Louisiana Senate President Cameron Henry, R-Metairie, said he doesn’t support a bill that’s advancing in the legislature to exclude unaffiliated voters from Democratic and Republican primary elections.

“I don’t like it,” Henry responded when asked Thursday about the proposal. 

“The independent party, the no-party, is about one-third of the voting population. I don’t know why you would tell someone, if they wanted to vote, that they can’t,” Henry said.

The Senate president’s comments are significant because he can sometimes prevent a bill from being brought up for a vote in his chamber, though Henry didn’t say he would stop this particular legislation from moving forward.

House Bill 906, sponsored by Rep. Beth Billings, R-Destrehan, would allow the state’s Democratic and Republican party leaders to decide whether voters who aren’t affiliated with a party could participate in their primary elections. It has already passed the House and only needs approval from the Senate to go to Gov. Jeff Landry’s desk. 

Landry has pushed proposals to exclude no-party voters from political primaries in the past and would likely support the bill becoming law. 

Louisiana used separate Democratic and Republican party primaries for the May 16 election after decades of mostly using a more open primary system. State law currently requires Democrats and Republicans to let no-party voters participate in almost all of those contests.

For example, no-party voters were able to choose a Democratic or Republican primary ballot — or a party ballot without partisan races at all — for the U.S. Senate, Public Service Commission, Louisiana Supreme Court and state school board races on the May 16 ballot. 

If Billings’ legislation had been in place, Democrats and Republicans could have excluded no-party voters from those races.

Her legislation would be a further departure from the so-called jungle primary used for most of the past 50 years. In the jungle primary, every candidate, regardless of party affiliation, competes against each other on the same ballot and all voters, regardless of party affiliation, can vote in that initial election. 

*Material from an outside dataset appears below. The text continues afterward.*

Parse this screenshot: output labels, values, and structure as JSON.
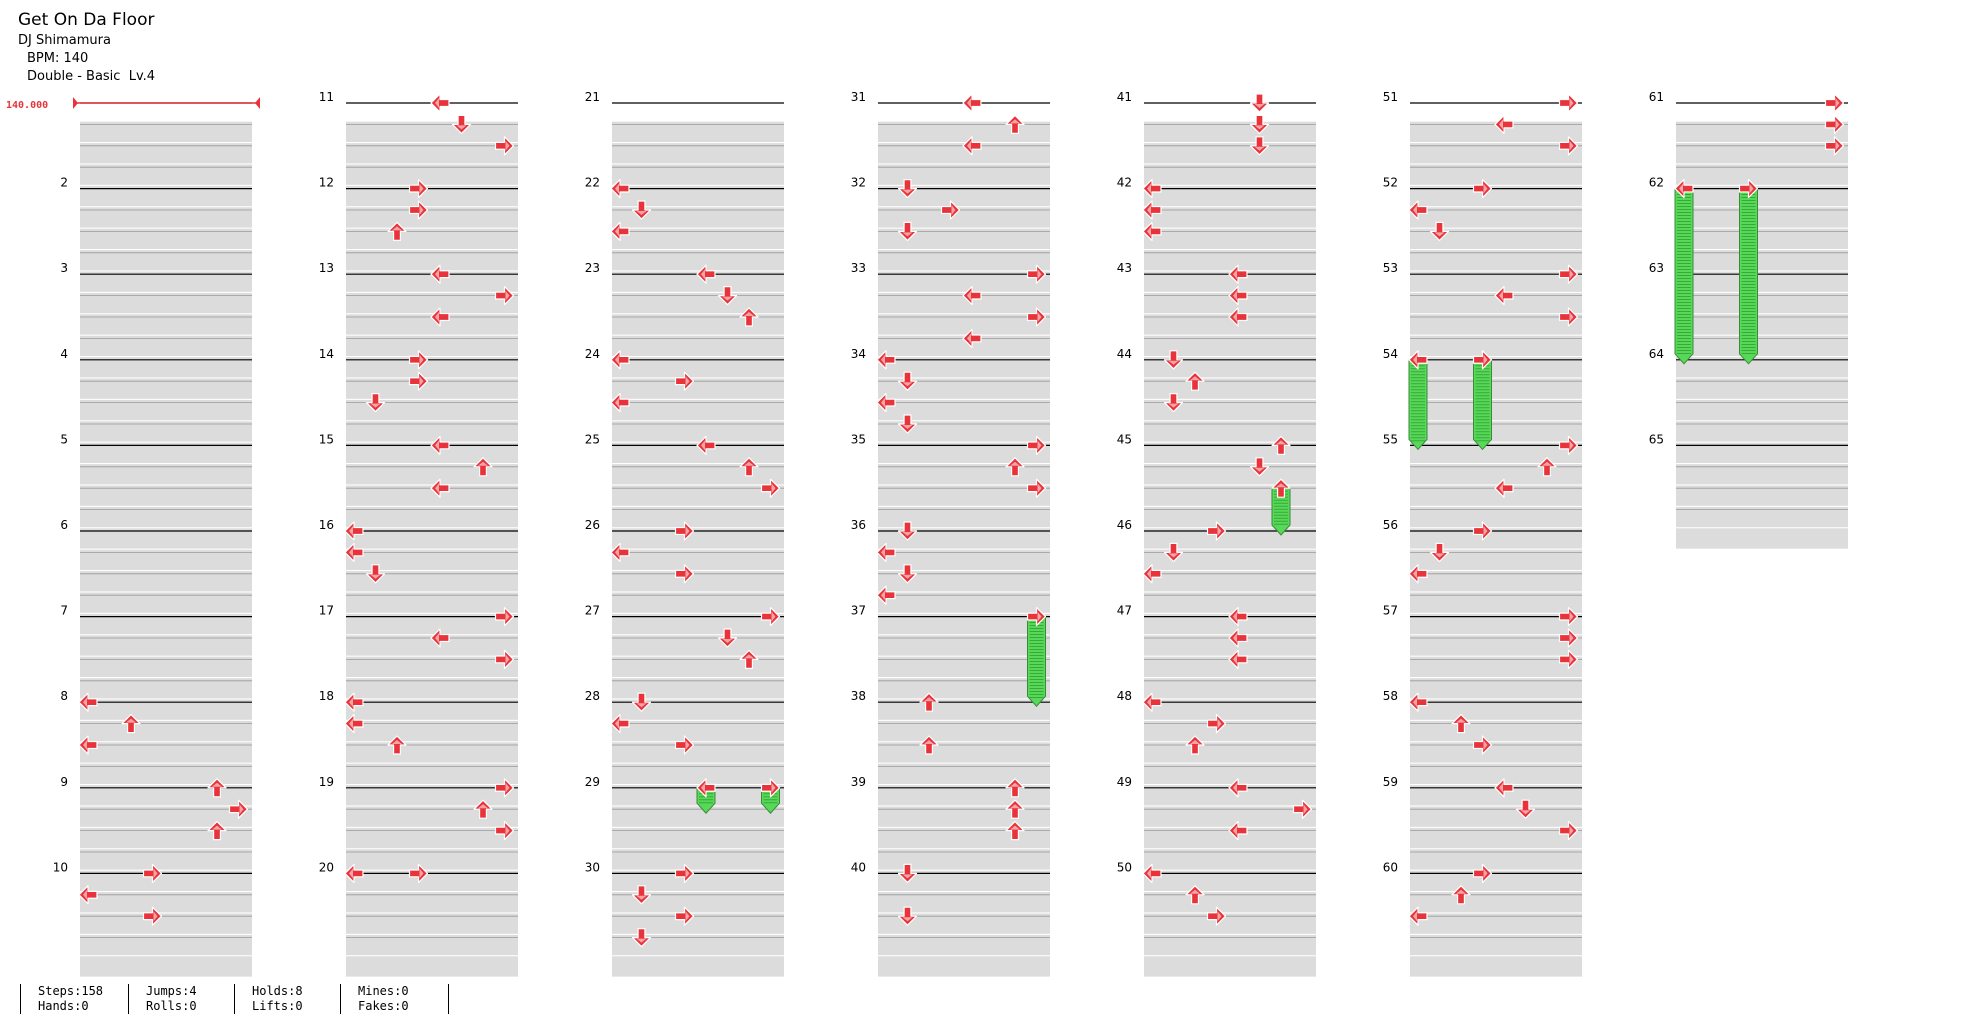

If a candidate gets more than 50% of the vote in a jungle primary, they automatically win the election. If not, the top two candidates move on to the runoff election, regardless of their party affiliation. This means you can have two Democrats or two Republicans running against each other in the general election.

The new closed-party primary process, which would be more restrictive under Billings’ legislation, essentially ensures that one Democrat and one Republican advance to a general election. 

Louisiana’s top elections official, Republican Secretary of State Nancy Landry, is backing Billings’ bill, saying it will fix a technical challenge her office faces in 2028. The state’s voting system won’t be able to handle running both closed primaries for U.S. president and state political party offices as well as more open races in the same year. 

“If this bill doesn’t pass, we have to come up with another solution to that problem,” Nancy Landry said at a legislative hearing this week.